A bicyclist in the new cycle track, at L St. and 16th St. NW.
Washington D.C. has been ranked among the top cities for bicycling in the United States, but there have been some bumps along the way as new cycling infrastructure goes in across the District. The latest major bike project, along L St. NW downtown, has sparked confusion among drivers, while an older separated bike lane has been the site of numerous accidents. City officials and cycling advocates are working on fixes aimed at getting all road users on the same page.
The separated bike lane on Pennsylvania Avenue, between the White House the Capitol was the site of at least 11 accidents in 2010 and 2011 where a car making a U-turn through the center bike lane struck a cyclist.
It happened to Colin Hughes on Nov. 14. He was riding his bike to work, the same commute he had done every day for more than year. He didn't even see the taxi approaching behind him.
"Somebody tried to hail the taxi from the opposite side of the street, so he accelerated and did a very sharp U-turn to get the fare, without looking in the bike lane," says Hughes.
The cab driver struck Hughes, sending him and his bike into oncoming traffic. He was shaken but unhurt.
"A center bike lane is not a really common feature in a roadway, so when people want to do a U-turn, they actually just look at the oncoming traffic in the opposite lane, they don't think that there's a cyclist on the inside."
Part of the problem was confusion over the legality of U-turns on Pennsylvania Avenue. But on Wednesday, Mayor Vincent Gray announced new emergency regulation.
"We think the current situation leaves bicyclists too vulnerable to injury or even possibly being killed," Gray told reporters. "Therefore, I've directed the pertinent District of Columbia agencies to immediately address this issue."
D.C. law is now explicit: making a U-turn across a bike lane is illegal.
But bike lane design issues don't end with U-turns: Each of the District's three separated bike lanes has a different, and possibly confusing, design. Mike Goodno, the District Department of Transportation's bicycle program specialist, says these evolving designs reflect a learning process, as bikes are squeezed back into a streetscape long dominated by cars.
The city's newest separated bike lane, or cycle track, is huge — 8 feet wide — and separated from the rush of cars by a row of plastic bollards. It's a bike expressway. Except some drivers are using it as an expressway too, sneaking onto the bicycle side of the bollards and speeding past traffic.
Not every driver has got the hang of the unique design just yet, and not everyone likes it.

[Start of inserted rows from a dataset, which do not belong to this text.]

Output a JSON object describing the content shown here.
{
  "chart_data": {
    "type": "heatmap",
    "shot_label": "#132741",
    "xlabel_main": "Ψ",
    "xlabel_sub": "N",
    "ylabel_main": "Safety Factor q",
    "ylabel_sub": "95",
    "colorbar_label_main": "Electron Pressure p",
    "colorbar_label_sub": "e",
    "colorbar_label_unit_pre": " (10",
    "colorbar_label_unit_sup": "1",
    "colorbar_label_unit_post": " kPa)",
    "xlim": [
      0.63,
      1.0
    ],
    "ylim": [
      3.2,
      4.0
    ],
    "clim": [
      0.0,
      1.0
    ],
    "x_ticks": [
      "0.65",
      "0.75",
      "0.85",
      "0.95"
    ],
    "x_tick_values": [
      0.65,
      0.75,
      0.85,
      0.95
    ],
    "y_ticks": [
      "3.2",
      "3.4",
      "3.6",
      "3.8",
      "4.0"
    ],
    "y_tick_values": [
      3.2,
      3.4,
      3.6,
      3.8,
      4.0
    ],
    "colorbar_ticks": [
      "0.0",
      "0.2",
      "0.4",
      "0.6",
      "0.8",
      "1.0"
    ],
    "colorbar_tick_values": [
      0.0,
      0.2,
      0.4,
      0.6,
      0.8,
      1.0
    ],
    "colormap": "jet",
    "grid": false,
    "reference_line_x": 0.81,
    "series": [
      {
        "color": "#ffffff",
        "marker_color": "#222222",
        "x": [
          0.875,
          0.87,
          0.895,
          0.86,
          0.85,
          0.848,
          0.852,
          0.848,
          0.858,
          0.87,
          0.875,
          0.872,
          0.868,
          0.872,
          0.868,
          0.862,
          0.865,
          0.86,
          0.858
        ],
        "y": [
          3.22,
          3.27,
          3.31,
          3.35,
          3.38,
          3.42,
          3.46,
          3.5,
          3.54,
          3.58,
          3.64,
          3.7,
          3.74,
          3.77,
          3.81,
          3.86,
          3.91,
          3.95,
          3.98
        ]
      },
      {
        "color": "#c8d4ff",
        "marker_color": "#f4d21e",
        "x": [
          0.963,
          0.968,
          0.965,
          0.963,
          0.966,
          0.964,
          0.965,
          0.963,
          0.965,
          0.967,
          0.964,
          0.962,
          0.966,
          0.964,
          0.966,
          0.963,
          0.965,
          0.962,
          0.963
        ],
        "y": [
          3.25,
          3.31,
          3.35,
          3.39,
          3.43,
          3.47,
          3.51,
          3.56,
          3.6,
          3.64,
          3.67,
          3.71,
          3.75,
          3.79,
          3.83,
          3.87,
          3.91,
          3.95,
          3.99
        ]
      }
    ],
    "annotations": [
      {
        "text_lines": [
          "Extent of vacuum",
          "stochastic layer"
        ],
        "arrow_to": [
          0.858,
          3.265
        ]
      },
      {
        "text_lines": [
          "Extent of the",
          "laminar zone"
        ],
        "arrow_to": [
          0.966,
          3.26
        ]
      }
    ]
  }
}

"It makes it too confusing," says driver Tamara Wilkinson, waiting to make a left turn through the cycle track. This is the first time she's been on L Street since the new lane went in. "Do you turn from that lane, or do you come over here to turn? I don't like it."
The Washington Area Bicyclist Association is working to ease that confusion. Megan McCarty, WABA's bike ambassador has been spending a lot of time on L Street lately, passing out flyers with diagrams showing how the lanes are supposed to work. This lane uses a "mixing zone" for cars making left turns across the lane. It's a specially marked area where cars and bikes cross paths, and is unlike any traffic pattern in the District.
Despite the occasional confusion, bicyclists zipping by love the new cycle track.
"You know, it's like a cheat code," says bike commuter Brian McEntee. "You can get through the congested traffic in a dedicated bike lane."
McEntee's commute is about eight miles each way, and he rides the full 11 blocks of the new cycle track every day.
"I think by and large it's been really productive for the relationship between cyclists and drivers," he says. "It gives drivers sort of a place to expect cyclists, rather than sort of weaving in and out of traffic."
The separated bike lanes also make cycling through the city less daunting, attracting more riders. According to the District Department of Transportation, bike traffic on streets with cycle tracks has tripled or quadrupled, to as many as 400 bikes per hour. And planners hope that as more cyclists hit the roads, more drivers will get used to driving around them.